Rodízio veicular, or vehicle restriction, is a restriction on traffic in São Paulo, Brazil, during peak travel times. It is based on the last digit of the vehicle's number plate. São Paulo is the largest metropolis in the world with a permanent alternate-day travel restriction. The scheme was first implemented in 1995 as a trial on a voluntary basis, and then as a mandatory restriction implemented in August 1996 to mitigate air pollution, and thereafter made permanent in June 1997 to relieve traffic congestion. The driving restriction applies to passenger cars and commercial vehicles, and it is based on the last digit of the licence plate. Two numbers are restricted to travel every day between 7 a.m. to 10 a.m. and 5 p.m. to 8 p.m. from Monday through Friday.

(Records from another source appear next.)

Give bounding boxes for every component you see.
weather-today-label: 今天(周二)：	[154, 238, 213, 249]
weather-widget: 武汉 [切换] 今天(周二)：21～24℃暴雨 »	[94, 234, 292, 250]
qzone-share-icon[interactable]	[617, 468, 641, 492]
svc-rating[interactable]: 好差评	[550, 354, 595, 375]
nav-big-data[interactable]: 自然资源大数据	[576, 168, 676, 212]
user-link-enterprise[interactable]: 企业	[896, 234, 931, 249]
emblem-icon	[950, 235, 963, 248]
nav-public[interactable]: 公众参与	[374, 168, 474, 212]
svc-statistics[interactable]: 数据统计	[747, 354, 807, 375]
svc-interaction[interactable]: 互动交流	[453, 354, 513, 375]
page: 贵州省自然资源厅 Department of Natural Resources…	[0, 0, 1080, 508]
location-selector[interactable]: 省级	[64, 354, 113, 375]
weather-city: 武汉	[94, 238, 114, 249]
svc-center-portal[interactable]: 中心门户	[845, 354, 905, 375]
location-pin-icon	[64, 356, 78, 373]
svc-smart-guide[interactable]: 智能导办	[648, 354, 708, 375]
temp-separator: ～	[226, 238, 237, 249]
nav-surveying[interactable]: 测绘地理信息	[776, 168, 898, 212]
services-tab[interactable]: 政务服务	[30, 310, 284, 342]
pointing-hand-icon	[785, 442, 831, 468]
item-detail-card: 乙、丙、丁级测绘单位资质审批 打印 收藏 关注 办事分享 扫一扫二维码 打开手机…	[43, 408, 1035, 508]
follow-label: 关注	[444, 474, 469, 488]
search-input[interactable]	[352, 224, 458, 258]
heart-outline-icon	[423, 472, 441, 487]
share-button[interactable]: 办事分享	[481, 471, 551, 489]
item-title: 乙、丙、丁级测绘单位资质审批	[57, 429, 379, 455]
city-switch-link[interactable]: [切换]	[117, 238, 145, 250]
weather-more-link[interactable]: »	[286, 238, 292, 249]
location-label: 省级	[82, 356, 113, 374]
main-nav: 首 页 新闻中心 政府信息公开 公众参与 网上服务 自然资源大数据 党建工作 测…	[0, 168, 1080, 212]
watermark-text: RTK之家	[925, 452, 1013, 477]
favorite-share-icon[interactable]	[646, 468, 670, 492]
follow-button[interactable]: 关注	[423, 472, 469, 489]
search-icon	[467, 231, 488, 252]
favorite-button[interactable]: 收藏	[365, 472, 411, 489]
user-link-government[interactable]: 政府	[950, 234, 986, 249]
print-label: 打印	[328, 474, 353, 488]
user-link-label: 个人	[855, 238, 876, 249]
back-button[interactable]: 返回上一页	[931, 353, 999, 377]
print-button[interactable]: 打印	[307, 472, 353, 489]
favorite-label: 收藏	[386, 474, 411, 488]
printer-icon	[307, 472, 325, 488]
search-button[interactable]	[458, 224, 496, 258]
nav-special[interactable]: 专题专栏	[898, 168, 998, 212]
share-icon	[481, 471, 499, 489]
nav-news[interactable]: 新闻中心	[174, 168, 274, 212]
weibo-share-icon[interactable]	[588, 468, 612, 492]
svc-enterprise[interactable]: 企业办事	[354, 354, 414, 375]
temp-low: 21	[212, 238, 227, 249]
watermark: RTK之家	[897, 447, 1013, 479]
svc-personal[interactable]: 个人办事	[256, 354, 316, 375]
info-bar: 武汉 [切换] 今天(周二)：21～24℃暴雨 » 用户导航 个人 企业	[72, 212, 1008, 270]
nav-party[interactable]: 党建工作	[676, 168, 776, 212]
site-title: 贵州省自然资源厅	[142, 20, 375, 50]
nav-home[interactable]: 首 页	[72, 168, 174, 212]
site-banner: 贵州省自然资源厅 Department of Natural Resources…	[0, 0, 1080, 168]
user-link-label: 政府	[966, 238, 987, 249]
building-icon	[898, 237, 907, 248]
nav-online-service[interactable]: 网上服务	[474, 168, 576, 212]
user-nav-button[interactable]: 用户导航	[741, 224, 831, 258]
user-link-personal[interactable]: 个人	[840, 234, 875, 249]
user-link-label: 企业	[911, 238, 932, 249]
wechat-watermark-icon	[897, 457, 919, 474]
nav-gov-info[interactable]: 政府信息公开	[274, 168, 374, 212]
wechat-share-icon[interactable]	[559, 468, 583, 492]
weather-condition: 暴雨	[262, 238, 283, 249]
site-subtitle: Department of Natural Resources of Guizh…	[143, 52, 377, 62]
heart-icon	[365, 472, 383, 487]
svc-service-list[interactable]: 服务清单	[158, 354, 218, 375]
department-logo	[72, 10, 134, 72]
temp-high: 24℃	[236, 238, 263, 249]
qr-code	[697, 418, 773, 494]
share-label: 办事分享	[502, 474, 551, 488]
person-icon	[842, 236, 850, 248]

Vehicles exempted from the restriction include buses and other urban transportation vehicles, school buses, ambulances and other medical services vehicles, mail and fire cars and trucks, police and military vehicles, cash-in-transit armored vehicles, vehicles delivering perishable food products, properly registered vehicles for use by people with disabilities, and other public utility vehicles. In May 2014 the City Council approved a law to exempt plug-in electric vehicles, hybrid electric vehicles and fuel-cell vehicles with a licence plate registered in the city from the restriction. The benefits for electric-drive vehicles went into effect in September 2015.

The offence results in a "medium" number of 4 points (out of a maximum of 20) on the Carteira Nacional de Habilitação (Brazilian driving licence).  the fine is R$130.16, reduced to R$104.13 if paid promptly.